Figure1: Dynamic network growth strategies. Different from (a) which reply on either splitting(Chen et al., 2016; Liu et al., 2019b; Wu et al., 2020b)  or adding neurons with auxiliary local optimization(Wu et al., 2020a; Evci et al., 2022), our initialization (b) of new neurons is random but function-preserving. Additionally, our separate learning rate (LR) scheduler governs weight updating in order to address the discrepancy in total accumulated training between different growth stages.

Figure 1(b) illustrates key differences with prior work. Our core contributions are: • Parameterization using Variance Transfer: We propose a parameterization scheme accounting for the variance transition among networks of smaller and larger width in a single training process.
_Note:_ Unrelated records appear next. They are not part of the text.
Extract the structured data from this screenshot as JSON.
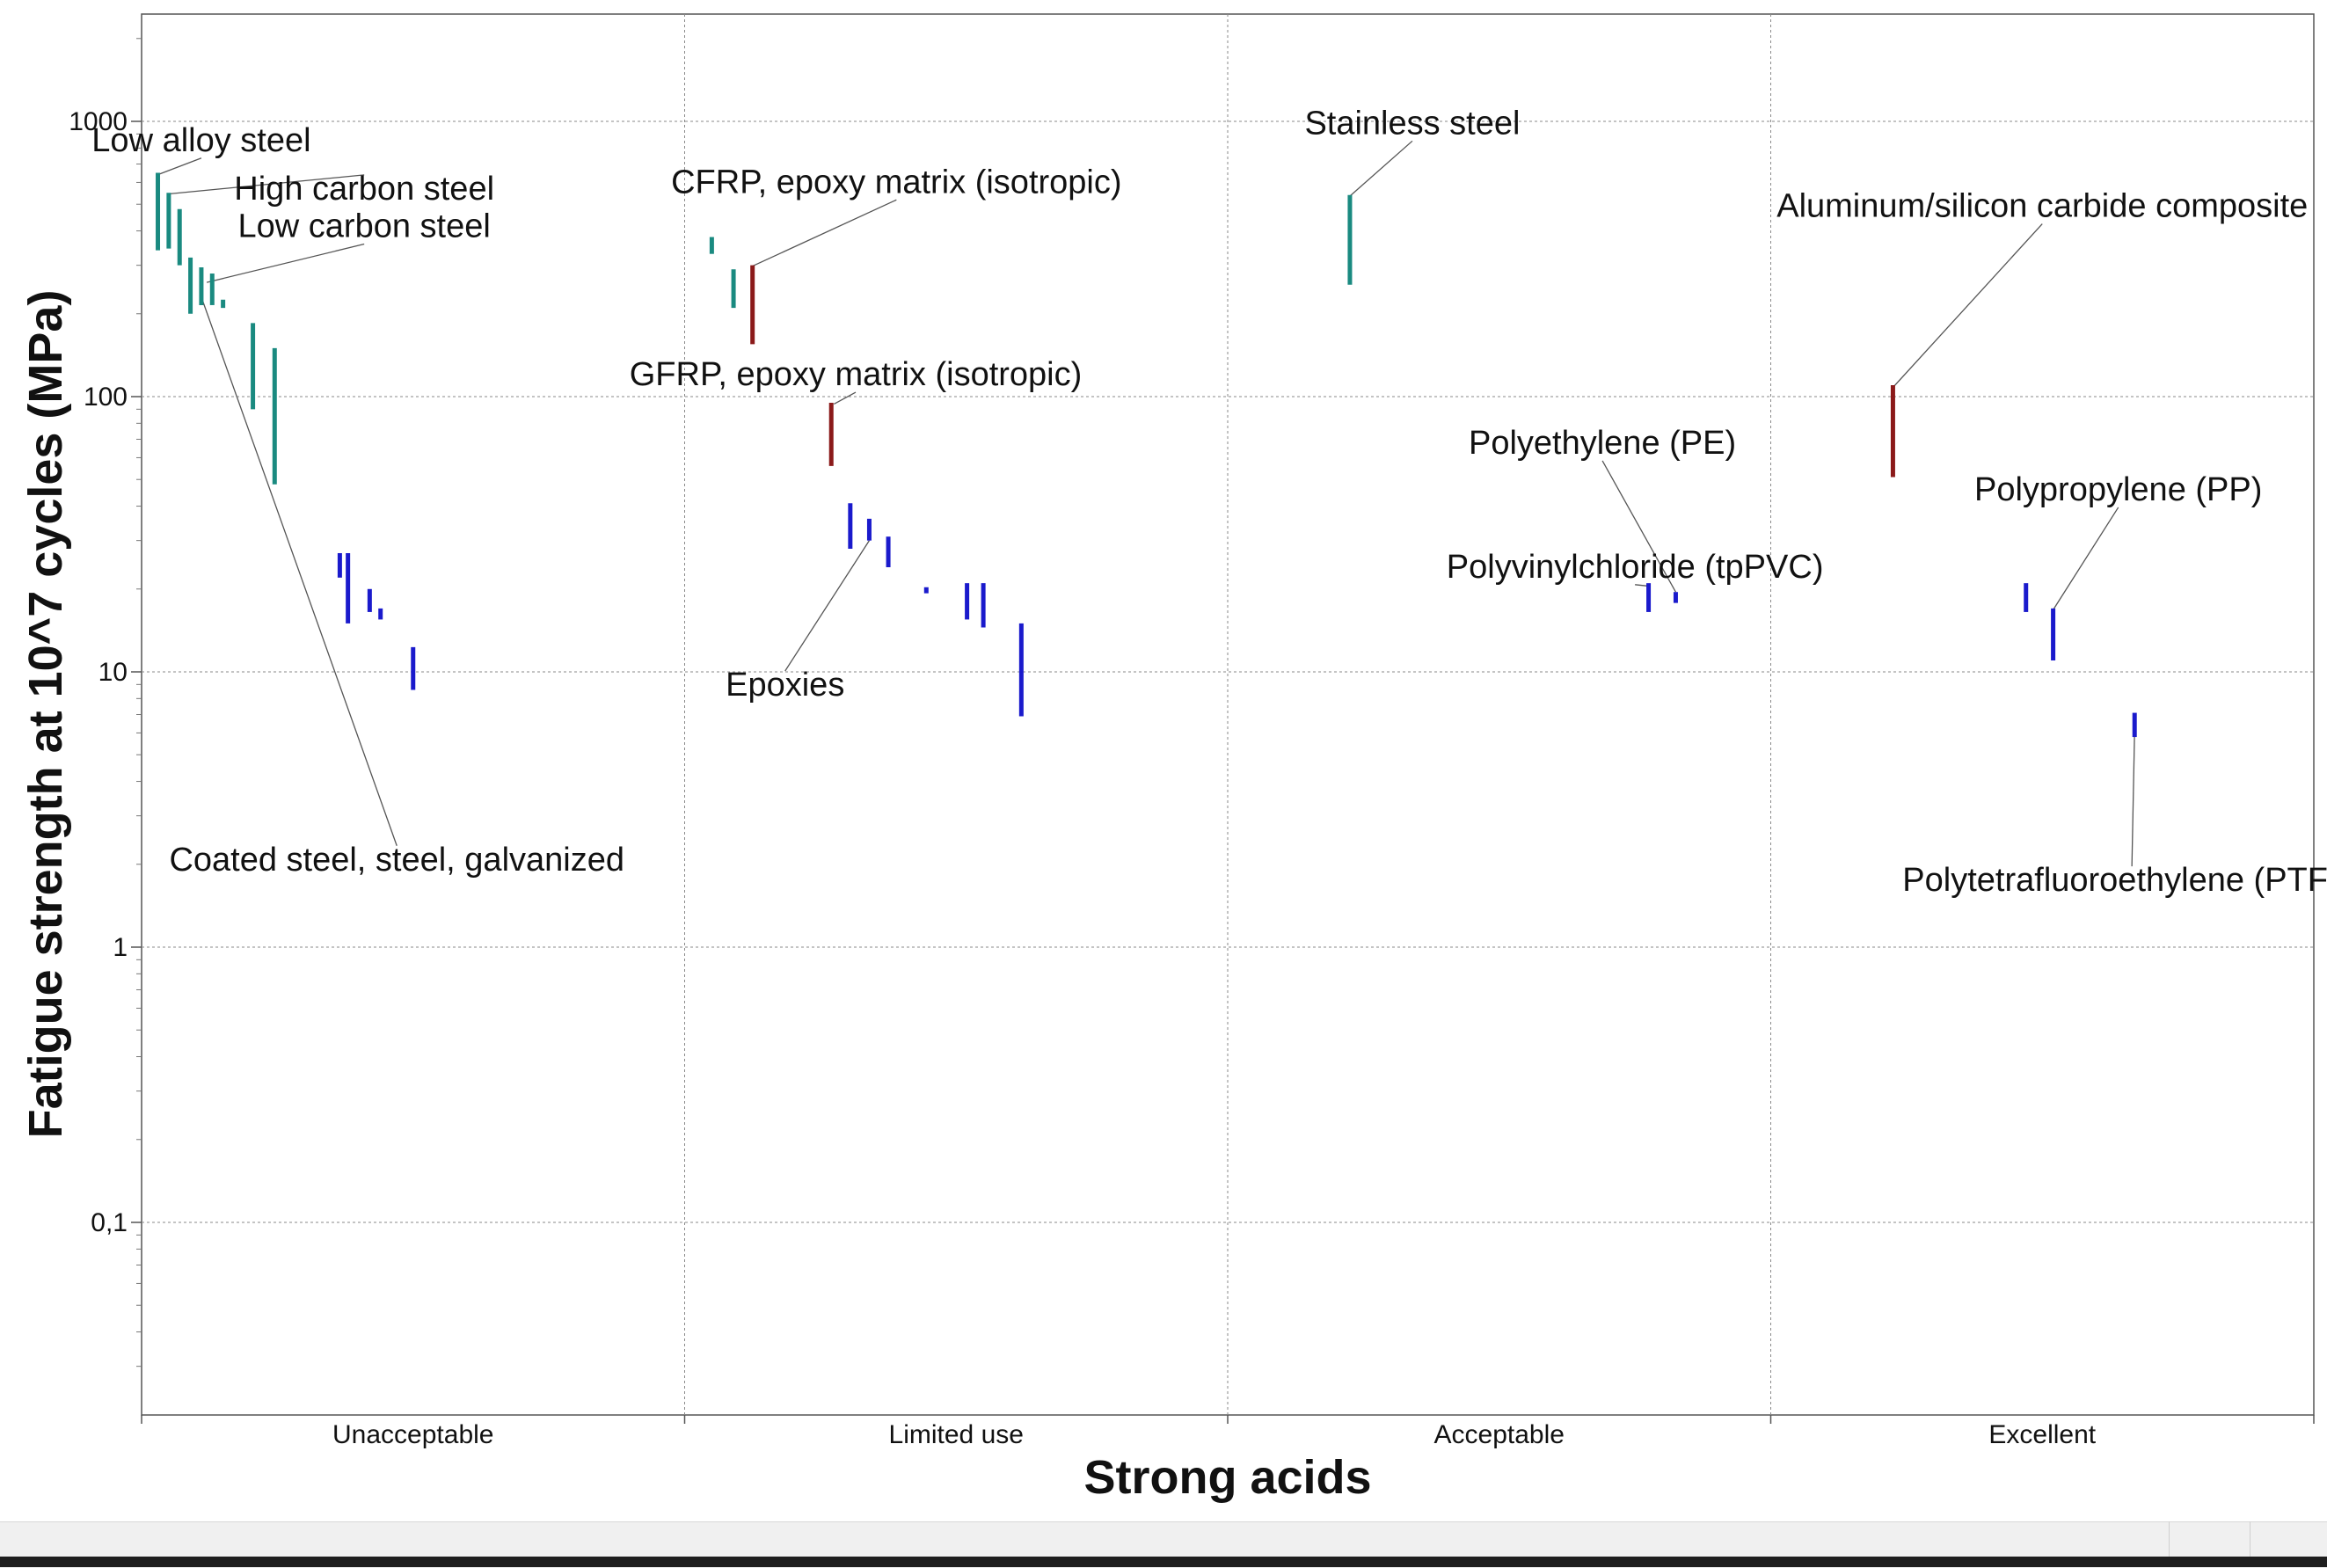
{
  "chart_data": {
    "type": "range",
    "title": "",
    "xlabel": "Strong acids",
    "ylabel": "Fatigue strength at 10^7 cycles (MPa)",
    "yscale": "log",
    "ylim": [
      0.02,
      2500
    ],
    "yticks": [
      {
        "value": 0.1,
        "label": "0,1"
      },
      {
        "value": 1,
        "label": "1"
      },
      {
        "value": 10,
        "label": "10"
      },
      {
        "value": 100,
        "label": "100"
      },
      {
        "value": 1000,
        "label": "1000"
      }
    ],
    "categories": [
      "Unacceptable",
      "Limited use",
      "Acceptable",
      "Excellent"
    ],
    "grid": true,
    "colors": {
      "metal": "#1a8a80",
      "composite": "#8b1a1a",
      "polymer": "#1a1acc"
    },
    "series": [
      {
        "category": 0,
        "pos": 0.03,
        "low": 340,
        "high": 650,
        "class": "metal"
      },
      {
        "category": 0,
        "pos": 0.05,
        "low": 345,
        "high": 550,
        "class": "metal"
      },
      {
        "category": 0,
        "pos": 0.07,
        "low": 300,
        "high": 480,
        "class": "metal"
      },
      {
        "category": 0,
        "pos": 0.09,
        "low": 200,
        "high": 320,
        "class": "metal"
      },
      {
        "category": 0,
        "pos": 0.11,
        "low": 215,
        "high": 295,
        "class": "metal"
      },
      {
        "category": 0,
        "pos": 0.13,
        "low": 215,
        "high": 280,
        "class": "metal"
      },
      {
        "category": 0,
        "pos": 0.15,
        "low": 210,
        "high": 225,
        "class": "metal"
      },
      {
        "category": 0,
        "pos": 0.205,
        "low": 90,
        "high": 185,
        "class": "metal"
      },
      {
        "category": 0,
        "pos": 0.245,
        "low": 48,
        "high": 150,
        "class": "metal"
      },
      {
        "category": 0,
        "pos": 0.365,
        "low": 22,
        "high": 27,
        "class": "polymer"
      },
      {
        "category": 0,
        "pos": 0.38,
        "low": 15,
        "high": 27,
        "class": "polymer"
      },
      {
        "category": 0,
        "pos": 0.42,
        "low": 16.5,
        "high": 20,
        "class": "polymer"
      },
      {
        "category": 0,
        "pos": 0.44,
        "low": 15.5,
        "high": 17,
        "class": "polymer"
      },
      {
        "category": 0,
        "pos": 0.5,
        "low": 8.6,
        "high": 12.3,
        "class": "polymer"
      },
      {
        "category": 1,
        "pos": 0.05,
        "low": 330,
        "high": 380,
        "class": "metal"
      },
      {
        "category": 1,
        "pos": 0.09,
        "low": 210,
        "high": 290,
        "class": "metal"
      },
      {
        "category": 1,
        "pos": 0.125,
        "low": 155,
        "high": 300,
        "class": "composite"
      },
      {
        "category": 1,
        "pos": 0.27,
        "low": 56,
        "high": 95,
        "class": "composite"
      },
      {
        "category": 1,
        "pos": 0.305,
        "low": 28,
        "high": 41,
        "class": "polymer"
      },
      {
        "category": 1,
        "pos": 0.34,
        "low": 30,
        "high": 36,
        "class": "polymer"
      },
      {
        "category": 1,
        "pos": 0.375,
        "low": 24,
        "high": 31,
        "class": "polymer"
      },
      {
        "category": 1,
        "pos": 0.445,
        "low": 19.3,
        "high": 20.3,
        "class": "polymer"
      },
      {
        "category": 1,
        "pos": 0.52,
        "low": 15.5,
        "high": 21,
        "class": "polymer"
      },
      {
        "category": 1,
        "pos": 0.55,
        "low": 14.5,
        "high": 21,
        "class": "polymer"
      },
      {
        "category": 1,
        "pos": 0.62,
        "low": 6.9,
        "high": 15,
        "class": "polymer"
      },
      {
        "category": 2,
        "pos": 0.225,
        "low": 255,
        "high": 540,
        "class": "metal"
      },
      {
        "category": 2,
        "pos": 0.775,
        "low": 16.5,
        "high": 21,
        "class": "polymer"
      },
      {
        "category": 2,
        "pos": 0.825,
        "low": 17.8,
        "high": 19.5,
        "class": "polymer"
      },
      {
        "category": 3,
        "pos": 0.225,
        "low": 51,
        "high": 110,
        "class": "composite"
      },
      {
        "category": 3,
        "pos": 0.47,
        "low": 16.5,
        "high": 21,
        "class": "polymer"
      },
      {
        "category": 3,
        "pos": 0.52,
        "low": 11,
        "high": 17,
        "class": "polymer"
      },
      {
        "category": 3,
        "pos": 0.67,
        "low": 5.8,
        "high": 7.1,
        "class": "polymer"
      }
    ],
    "annotations": [
      {
        "text": "Low alloy steel",
        "category": 0,
        "pos": 0.11,
        "value": 780,
        "target_pos": 0.03,
        "target_value": 640
      },
      {
        "text": "High carbon steel",
        "category": 0,
        "pos": 0.41,
        "value": 520,
        "target_pos": 0.05,
        "target_value": 545
      },
      {
        "text": "Low carbon steel",
        "category": 0,
        "pos": 0.41,
        "value": 380,
        "target_pos": 0.12,
        "target_value": 260
      },
      {
        "text": "Coated steel, steel, galvanized",
        "category": 0,
        "pos": 0.47,
        "value": 1.9,
        "target_pos": 0.11,
        "target_value": 230
      },
      {
        "text": "CFRP, epoxy matrix (isotropic)",
        "category": 1,
        "pos": 0.39,
        "value": 550,
        "target_pos": 0.125,
        "target_value": 298
      },
      {
        "text": "GFRP, epoxy matrix (isotropic)",
        "category": 1,
        "pos": 0.315,
        "value": 110,
        "target_pos": 0.275,
        "target_value": 94
      },
      {
        "text": "Epoxies",
        "category": 1,
        "pos": 0.185,
        "value": 8.2,
        "target_pos": 0.34,
        "target_value": 30
      },
      {
        "text": "Stainless steel",
        "category": 2,
        "pos": 0.34,
        "value": 900,
        "target_pos": 0.225,
        "target_value": 535
      },
      {
        "text": "Polyethylene (PE)",
        "category": 2,
        "pos": 0.69,
        "value": 62,
        "target_pos": 0.825,
        "target_value": 19.5
      },
      {
        "text": "Polyvinylchloride (tpPVC)",
        "category": 2,
        "pos": 0.75,
        "value": 22,
        "target_pos": 0.775,
        "target_value": 20.5
      },
      {
        "text": "Aluminum/silicon carbide composite",
        "category": 3,
        "pos": 0.5,
        "value": 450,
        "target_pos": 0.225,
        "target_value": 108
      },
      {
        "text": "Polypropylene (PP)",
        "category": 3,
        "pos": 0.64,
        "value": 42,
        "target_pos": 0.52,
        "target_value": 16.8
      },
      {
        "text": "Polytetrafluoroethylene (PTFE)",
        "category": 3,
        "pos": 0.665,
        "value": 1.6,
        "target_pos": 0.67,
        "target_value": 6.1
      }
    ]
  }
}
Initialization of new weights is gradient-free and requires neither additional memory nor training. • Improved Optimization with Rate Adaptation: Subnetworks trained for different lengths have distinct learning rate schedules, with dynamic relative scaling driven by weight norm statistics. • Better Performance and Broad Applicability: Our method not only trains networks fast, but also yields excellent generalization accuracy, even outperforming the original fixed-size models. Flexibility in designing a network growth curve allows choosing different trade-offs between training resources and accuracy. Furthermore, adopting an adaptive batch size schedule provides acceleration in terms of wall-clock training time. We demonstrate results on image classification and machine translation tasks, across a diverse set of network architectures.